According to the listing, the apartment has four bedrooms, six bathrooms, a staff wing and a $13, 278 a month maintenance fee. It also boasts a marble gallery, a grand “sweeping staircase, ” a formal living room with fireplace and bronze bar, a paneled library, also with fireplace, custom built-in bookcases, a chef’s kitchen with a “sunny breakfast room, ” and a formal dining room — with another fireplace.
The master bedroom has two marble bathrooms, two dressing rooms, and two offices.
Ganek purchased the apartment in 2012, for $19.1 million. He and his wife Danielle may have chosen to move downtown to a building in Soho in response to a number of high profile robberies in their building last year. The couple reported a pair of diamond earrings, two Patek Philippe watches and other jewelry worth about $100, 000 stolen from their apartment.
Mr. Ganek may also be in need of some cash, since his hedge fund, Level Global Investors, has been forced to close after it was raided by the FBI. The firm was embroiled in an insider trading scandal and Ganek’s partner, Anthony Chiasson, was sent to prison for six and a half years.
Located in Manhattan’s Lennox Hill neighborhood between East 67th and 68th Streets, 740 Park Avenue has been called the world’s richest apartment building. Some of the wealthy elite who made it their home over the years include John D. Rockefeller, Jr., David H. Koch, Stephen A. Schwarzman, Vera Wang, Woody Johnson, Ronald Perelman and Ronald Lauder.
Barbra Streisand, Neil Sedaka and Russian billionaire Leo Blavatnik were all refused admission to the building by its co-op board.
The building most recently housed the French ambassador to the UN, whose residence was sold earlier this year for $70 million.

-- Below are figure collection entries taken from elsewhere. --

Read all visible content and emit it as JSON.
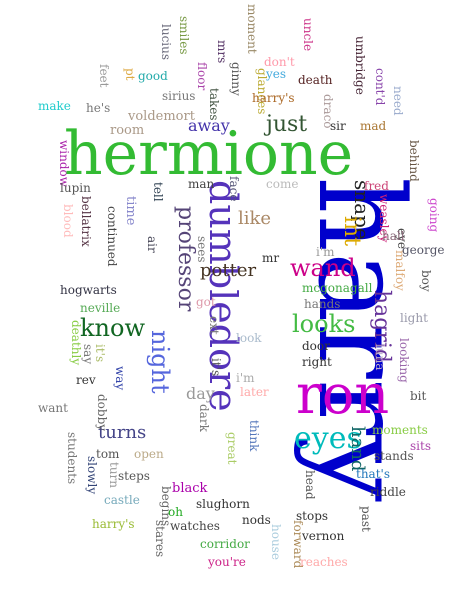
{
  "words": [
    {
      "id": "harry",
      "text": "harry",
      "color": "#0000cc"
    },
    {
      "id": "hermione",
      "text": "hermione",
      "color": "#33bb33"
    },
    {
      "id": "ron",
      "text": "ron",
      "color": "#cc00cc"
    },
    {
      "id": "dumbledore",
      "text": "dumbledore",
      "color": "#5533bb"
    },
    {
      "id": "eyes",
      "text": "eyes",
      "color": "#00bbbb"
    },
    {
      "id": "wand",
      "text": "wand",
      "color": "#cc0088"
    },
    {
      "id": "looks",
      "text": "looks",
      "color": "#44bb44"
    },
    {
      "id": "know",
      "text": "know",
      "color": "#116622"
    },
    {
      "id": "night",
      "text": "night",
      "color": "#5566dd"
    },
    {
      "id": "professor",
      "text": "professor",
      "color": "#554477"
    },
    {
      "id": "hagrid",
      "text": "hagrid",
      "color": "#663399"
    },
    {
      "id": "snape",
      "text": "snape",
      "color": "#222222"
    },
    {
      "id": "just",
      "text": "just",
      "color": "#335533"
    },
    {
      "id": "int",
      "text": "int",
      "color": "#ddaa00"
    },
    {
      "id": "potter",
      "text": "potter",
      "color": "#443322"
    },
    {
      "id": "turns",
      "text": "turns",
      "color": "#444488"
    },
    {
      "id": "like",
      "text": "like",
      "color": "#aa8866"
    },
    {
      "id": "hand",
      "text": "hand",
      "color": "#116666"
    },
    {
      "id": "away",
      "text": "away",
      "color": "#4433aa"
    },
    {
      "id": "day",
      "text": "day",
      "color": "#999999"
    },
    {
      "id": "room",
      "text": "room",
      "color": "#aa9988"
    },
    {
      "id": "voldemort",
      "text": "voldemort",
      "color": "#aa9988"
    },
    {
      "id": "moment",
      "text": "moment",
      "color": "#998866"
    },
    {
      "id": "smiles",
      "text": "smiles",
      "color": "#779944"
    },
    {
      "id": "lucius",
      "text": "lucius",
      "color": "#666677"
    },
    {
      "id": "mrs",
      "text": "mrs",
      "color": "#553366"
    },
    {
      "id": "ginny",
      "text": "ginny",
      "color": "#555555"
    },
    {
      "id": "glances",
      "text": "glances",
      "color": "#bbaa33"
    },
    {
      "id": "dont",
      "text": "don't",
      "color": "#ff99aa"
    },
    {
      "id": "uncle",
      "text": "uncle",
      "color": "#cc3388"
    },
    {
      "id": "umbridge",
      "text": "umbridge",
      "color": "#442233"
    },
    {
      "id": "contd",
      "text": "cont'd",
      "color": "#8844aa"
    },
    {
      "id": "need",
      "text": "need",
      "color": "#99aacc"
    },
    {
      "id": "feet",
      "text": "feet",
      "color": "#999999"
    },
    {
      "id": "pt",
      "text": "pt",
      "color": "#ddaa44"
    },
    {
      "id": "good",
      "text": "good",
      "color": "#22aaaa"
    },
    {
      "id": "floor",
      "text": "floor",
      "color": "#aa44aa"
    },
    {
      "id": "yes",
      "text": "yes",
      "color": "#44aadd"
    },
    {
      "id": "death",
      "text": "death",
      "color": "#552222"
    },
    {
      "id": "sirius",
      "text": "sirius",
      "color": "#777777"
    },
    {
      "id": "takes",
      "text": "takes",
      "color": "#445544"
    },
    {
      "id": "harrys1",
      "text": "harry's",
      "color": "#aa6622"
    },
    {
      "id": "draco",
      "text": "draco",
      "color": "#aa9999"
    },
    {
      "id": "make",
      "text": "make",
      "color": "#22cccc"
    },
    {
      "id": "hes",
      "text": "he's",
      "color": "#777777"
    },
    {
      "id": "sir",
      "text": "sir",
      "color": "#333333"
    },
    {
      "id": "mad",
      "text": "mad",
      "color": "#aa7733"
    },
    {
      "id": "window",
      "text": "window",
      "color": "#aa22aa"
    },
    {
      "id": "behind",
      "text": "behind",
      "color": "#665544"
    },
    {
      "id": "lupin",
      "text": "lupin",
      "color": "#555555"
    },
    {
      "id": "tell",
      "text": "tell",
      "color": "#334455"
    },
    {
      "id": "man",
      "text": "man",
      "color": "#444444"
    },
    {
      "id": "face",
      "text": "face",
      "color": "#555577"
    },
    {
      "id": "come",
      "text": "come",
      "color": "#bbbbbb"
    },
    {
      "id": "fred",
      "text": "fred",
      "color": "#cc4477"
    },
    {
      "id": "blood",
      "text": "blood",
      "color": "#ffbbbb"
    },
    {
      "id": "bellatrix",
      "text": "bellatrix",
      "color": "#553344"
    },
    {
      "id": "continued",
      "text": "continued",
      "color": "#444444"
    },
    {
      "id": "time",
      "text": "time",
      "color": "#8888cc"
    },
    {
      "id": "air",
      "text": "air",
      "color": "#444455"
    },
    {
      "id": "sees",
      "text": "sees",
      "color": "#777777"
    },
    {
      "id": "mr",
      "text": "mr",
      "color": "#333333"
    },
    {
      "id": "im1",
      "text": "i'm",
      "color": "#999999"
    },
    {
      "id": "weasley",
      "text": "weasley",
      "color": "#cc2277"
    },
    {
      "id": "eye",
      "text": "eye",
      "color": "#444444"
    },
    {
      "id": "hall",
      "text": "hall",
      "color": "#886677"
    },
    {
      "id": "going",
      "text": "going",
      "color": "#cc44cc"
    },
    {
      "id": "george",
      "text": "george",
      "color": "#555566"
    },
    {
      "id": "malfoy",
      "text": "malfoy",
      "color": "#ddaa77"
    },
    {
      "id": "boy",
      "text": "boy",
      "color": "#555555"
    },
    {
      "id": "hogwarts",
      "text": "hogwarts",
      "color": "#333344"
    },
    {
      "id": "neville",
      "text": "neville",
      "color": "#55aa55"
    },
    {
      "id": "got",
      "text": "got",
      "color": "#dd99aa"
    },
    {
      "id": "ext",
      "text": "ext",
      "color": "#777777"
    },
    {
      "id": "mcgonagall",
      "text": "mcgonagall",
      "color": "#44aa44"
    },
    {
      "id": "hands",
      "text": "hands",
      "color": "#777777"
    },
    {
      "id": "light",
      "text": "light",
      "color": "#9999aa"
    },
    {
      "id": "deathly",
      "text": "deathly",
      "color": "#88cc44"
    },
    {
      "id": "its1",
      "text": "it's",
      "color": "#aabb66"
    },
    {
      "id": "say",
      "text": "say",
      "color": "#777777"
    },
    {
      "id": "its2",
      "text": "it's",
      "color": "#555555"
    },
    {
      "id": "look",
      "text": "look",
      "color": "#aabbcc"
    },
    {
      "id": "door",
      "text": "door",
      "color": "#333333"
    },
    {
      "id": "luna",
      "text": "luna",
      "color": "#bbaacc"
    },
    {
      "id": "looking",
      "text": "looking",
      "color": "#9966aa"
    },
    {
      "id": "rev",
      "text": "rev",
      "color": "#333333"
    },
    {
      "id": "way",
      "text": "way",
      "color": "#3344aa"
    },
    {
      "id": "right",
      "text": "right",
      "color": "#333333"
    },
    {
      "id": "im2",
      "text": "i'm",
      "color": "#aaaaaa"
    },
    {
      "id": "later",
      "text": "later",
      "color": "#ffaaaa"
    },
    {
      "id": "bit",
      "text": "bit",
      "color": "#555555"
    },
    {
      "id": "want",
      "text": "want",
      "color": "#777777"
    },
    {
      "id": "dobby",
      "text": "dobby",
      "color": "#666666"
    },
    {
      "id": "dark",
      "text": "dark",
      "color": "#777777"
    },
    {
      "id": "great",
      "text": "great",
      "color": "#aacc66"
    },
    {
      "id": "think",
      "text": "think",
      "color": "#5577bb"
    },
    {
      "id": "moments",
      "text": "moments",
      "color": "#88cc44"
    },
    {
      "id": "students",
      "text": "students",
      "color": "#777777"
    },
    {
      "id": "tom",
      "text": "tom",
      "color": "#555555"
    },
    {
      "id": "open",
      "text": "open",
      "color": "#bbaa88"
    },
    {
      "id": "sits",
      "text": "sits",
      "color": "#aa44aa"
    },
    {
      "id": "slowly",
      "text": "slowly",
      "color": "#334477"
    },
    {
      "id": "turn",
      "text": "turn",
      "color": "#999999"
    },
    {
      "id": "steps",
      "text": "steps",
      "color": "#555555"
    },
    {
      "id": "stands",
      "text": "stands",
      "color": "#555555"
    },
    {
      "id": "thats",
      "text": "that's",
      "color": "#2277bb"
    },
    {
      "id": "head",
      "text": "head",
      "color": "#555555"
    },
    {
      "id": "black",
      "text": "black",
      "color": "#aa00aa"
    },
    {
      "id": "riddle",
      "text": "riddle",
      "color": "#444444"
    },
    {
      "id": "castle",
      "text": "castle",
      "color": "#77aabb"
    },
    {
      "id": "begins",
      "text": "begins",
      "color": "#666666"
    },
    {
      "id": "oh",
      "text": "oh",
      "color": "#22aa22"
    },
    {
      "id": "slughorn",
      "text": "slughorn",
      "color": "#333333"
    },
    {
      "id": "stops",
      "text": "stops",
      "color": "#333333"
    },
    {
      "id": "past",
      "text": "past",
      "color": "#555555"
    },
    {
      "id": "harrys2",
      "text": "harry's",
      "color": "#99bb33"
    },
    {
      "id": "watches",
      "text": "watches",
      "color": "#444444"
    },
    {
      "id": "nods",
      "text": "nods",
      "color": "#333333"
    },
    {
      "id": "stares",
      "text": "stares",
      "color": "#666666"
    },
    {
      "id": "corridor",
      "text": "corridor",
      "color": "#44aa44"
    },
    {
      "id": "house",
      "text": "house",
      "color": "#aaccdd"
    },
    {
      "id": "forward",
      "text": "forward",
      "color": "#aa8855"
    },
    {
      "id": "vernon",
      "text": "vernon",
      "color": "#333333"
    },
    {
      "id": "youre",
      "text": "you're",
      "color": "#cc2288"
    },
    {
      "id": "reaches",
      "text": "reaches",
      "color": "#ffaaaa"
    }
  ]
}
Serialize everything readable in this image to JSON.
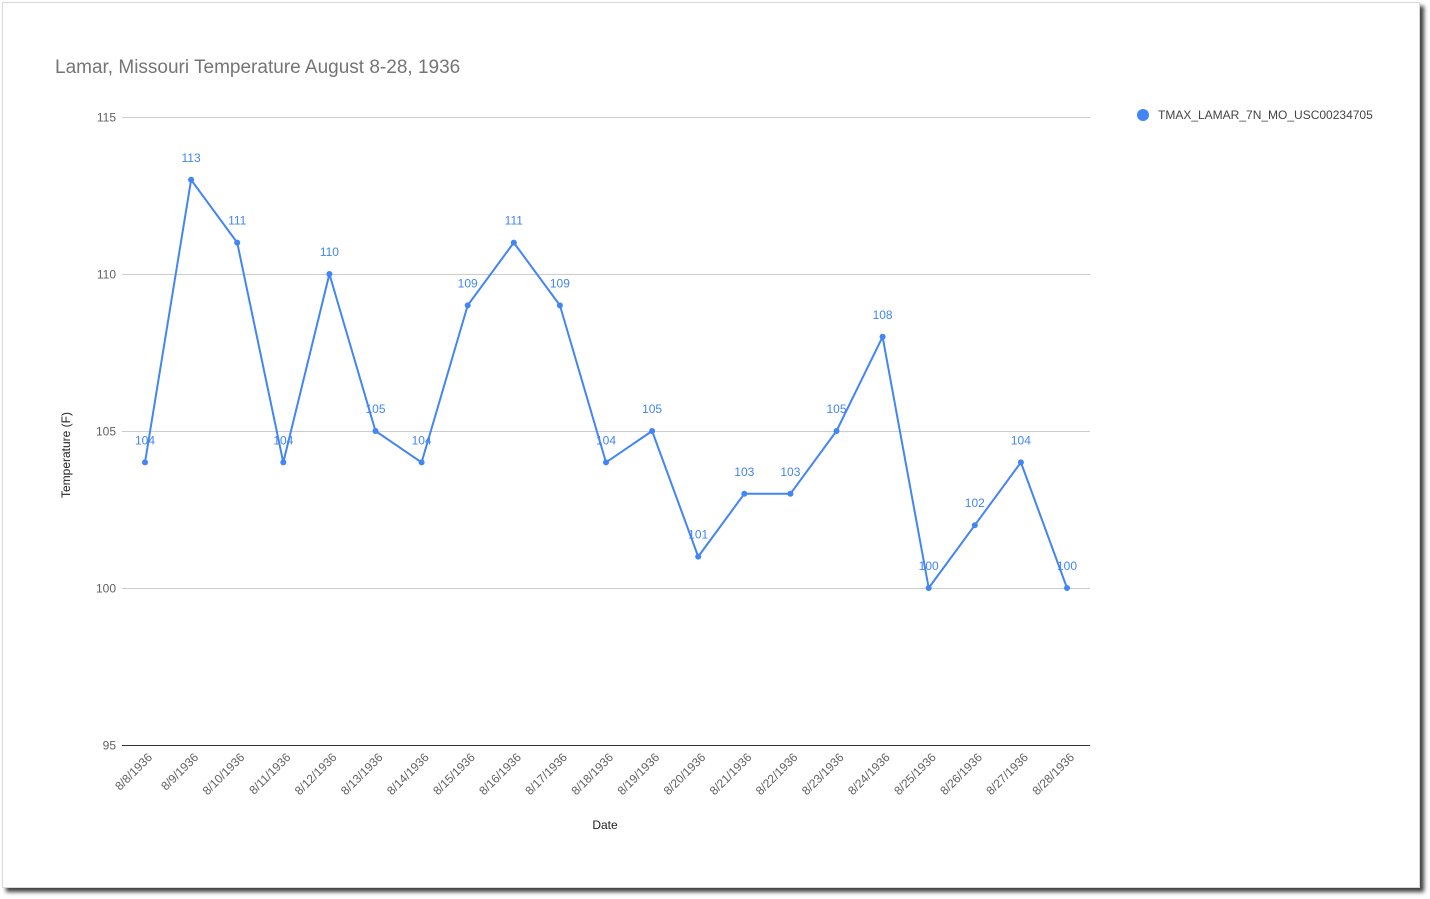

Built in 1929 in the Art Deco architectural style, the 256 foot tall building has 31 units, including duplexes and triplexes.
Michael Gross wrote about the building in a 2005 book titled 740 Park: The Story of the World’s Richest Apartment Building. Alex Gibney made a documentary movie about it in 2012, titled Park Avenue: Money, Power & the American Dream.